Figure 5:. B7-H4-ADC results in DNA damage and cell cycle arrest in PARPi resistant and CCNE1 amplified HGSOC cells.

A, Cell surface expression of B7-H4 by flow cytometry. B, B7-H4 receptor density was calculated using quantitative flow cytometry and B7-H4-ADC (ADC) or Iso-ADC viability (CellTiter-Glo assay) was measured in indicated cell lines. Cell lines were incubated with increasing concentrations (4 μg/mL–16 pg/mL) of B7-H4-ADC or Iso-ADC for 6 days. The cell viability was expressed as a percentage of mock-treated control cells and then the IC₅₀ values were calculated. C, Representative images of cell colonies and their quantification show the effects of B7-H4-ADC, Iso-ADC, olaparib (PARPi) and carboplatin on colony formation after 11–14 days of treatment at indicated doses. D-F, Cell lines were plated at 2 × 10⁵ cells in 6-well dishes and allowed to adhere overnight, then incubated with PARPi (1μM), Iso-ADC (10 ng/mL and 100 ng/mL), and B7-H4-ADC (10 ng/mL and 100 ng/mL) for 48 hrs (JHOS4, JHOS4-PR and OVCAR3) and 96 hrs (OVKATE). D, BrdU flow cytometry analysis shows cell cycle phase distribution. E, Non-adherent and adherent cells were collected, counted, then fixed in 2% paraformaldehyde. 3 × 10⁵ cells were stained and analyzed for PI and γH2AX staining by flow cytometry. Single cells were analyzed for their expression of γH2AX in G0/G1, S and G2/M phase. F, The apoptotic cells were analyzed by Annexin V PI staining after six days of treatment. All data is represented as mean ± SD, n = 3. One-way ANOVA with Tukey’s multiple comparisons test was used to calculate the p-values. *P<0.05, **P<0.01, ***P<0.001, ****P<0.0001, ns = not significant.

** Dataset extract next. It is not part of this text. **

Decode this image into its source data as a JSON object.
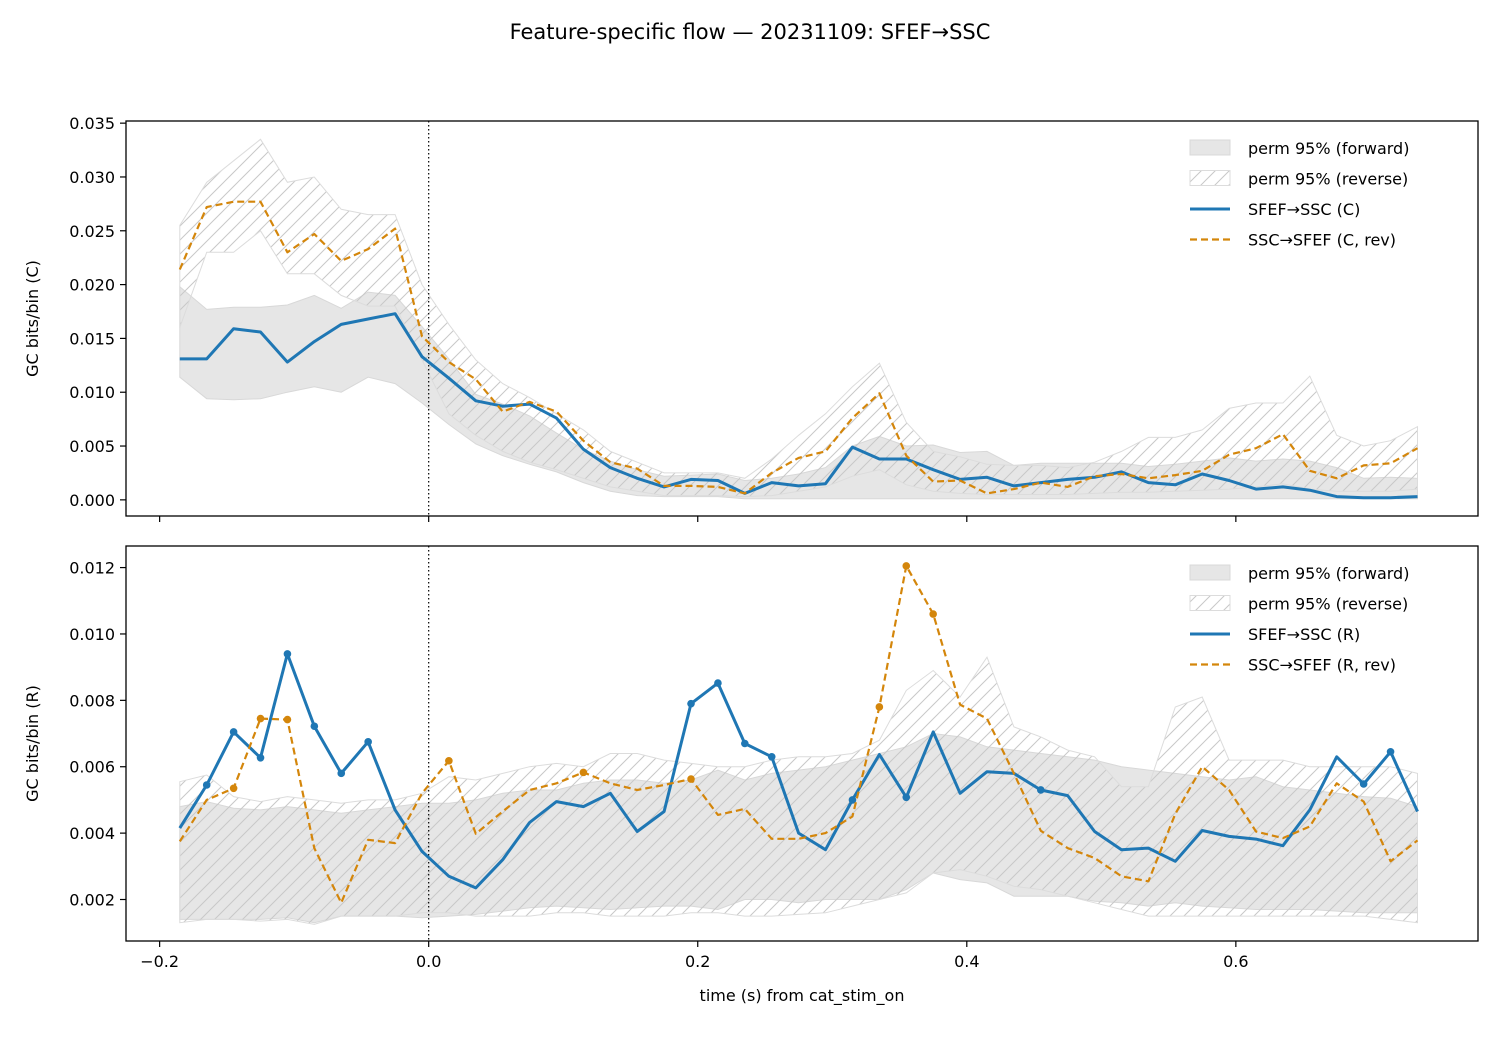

Figure 6:. B7-H4-ADC reduces tumor burden in vivo in PARPi and platinum resistant HGSOC models.

A, Parent tumor compared to PDX PARPi naïve, and PARPi-R PDX models stained for B7-H4 protein by IHC. B7-H4 proportion score of matched primary tumors and PARPi-resistant PDX models. B-D, Ovarian cancer patient-derived xenograft tissue fragments were transplanted onto the ovaries of NSG mice. When tumor volume reached 50 mm³ mice were dosed with MTD Olaparib (75 mg/kg) D1–6 until tumors reached an average volume of 100 mm³. Mice were then randomized to groups and administered vehicle control, PARPi (75 mg/kg, D 1–6), Carbo (0.3 mg/kg, weekly), Iso-ADC (0.3 or 0.1 mg/kg) or B7-H4-ADC (0.3 or 0.1 mg/kg). ADCs were dosed IP every 28 days. Tumor volumes and mouse weights were measured weekly. Values are represented as mean ± SEM for n = 3–8 animals per group.